Hacker News new | ask | show | jobs
by acdha 2755 days ago
> They plainly admit that Firefox can just hold it’s own and it is still NOT the fastest and best browser experience out there.

The reason why is that those are complex judgements rather than easily measured objective facts. Browsers are extremely complex and what “fastest” means depends on what you're measuring and where it's running. Chrome's memory usage is a great example — if you have tons of RAM and nothing else running, it's often faster but if either of those is true, Firefox being so much more memory efficient more than balances it out, especially for people who keep tons of tabs open — and all of the comparison points are changing regularly as browser development teams adjust.

1 comments

How much of what you say is due to the “extremely complex” rendering engine and how much to just “simple” app design?
I’m not sure what you’re asking.

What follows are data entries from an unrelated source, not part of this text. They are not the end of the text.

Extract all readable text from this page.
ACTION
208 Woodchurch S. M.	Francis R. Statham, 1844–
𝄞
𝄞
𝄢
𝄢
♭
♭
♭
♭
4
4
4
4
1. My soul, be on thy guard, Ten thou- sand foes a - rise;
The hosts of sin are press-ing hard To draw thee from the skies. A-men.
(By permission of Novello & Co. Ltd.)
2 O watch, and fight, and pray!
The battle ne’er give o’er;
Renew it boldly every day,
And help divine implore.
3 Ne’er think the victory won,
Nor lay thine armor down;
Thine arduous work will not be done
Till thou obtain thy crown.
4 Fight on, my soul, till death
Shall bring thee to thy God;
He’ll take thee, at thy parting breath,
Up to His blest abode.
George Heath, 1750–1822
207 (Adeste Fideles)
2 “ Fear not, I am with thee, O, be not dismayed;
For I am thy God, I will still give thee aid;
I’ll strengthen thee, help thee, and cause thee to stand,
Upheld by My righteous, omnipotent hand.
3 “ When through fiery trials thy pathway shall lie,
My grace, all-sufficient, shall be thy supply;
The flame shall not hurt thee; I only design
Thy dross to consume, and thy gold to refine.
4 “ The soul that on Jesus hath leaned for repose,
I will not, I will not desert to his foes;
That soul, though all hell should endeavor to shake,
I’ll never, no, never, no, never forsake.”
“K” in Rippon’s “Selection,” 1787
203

My point was just that you can’t distill the performance of a complex system down to a single number and each browser is going to have areas where they’re ahead on something which some group of people cares about.

As an extreme example, this is far from true but assume that the next version Chrome was faster on every part of the browser from networking to JavaScript, CSS, etc. Firefox might still be faster for most users on the metric they care about the most because its default tracking protection blocks 90% of the page weight on most sites and so every single one of those people would say it’s faster because that’s what they actually experience.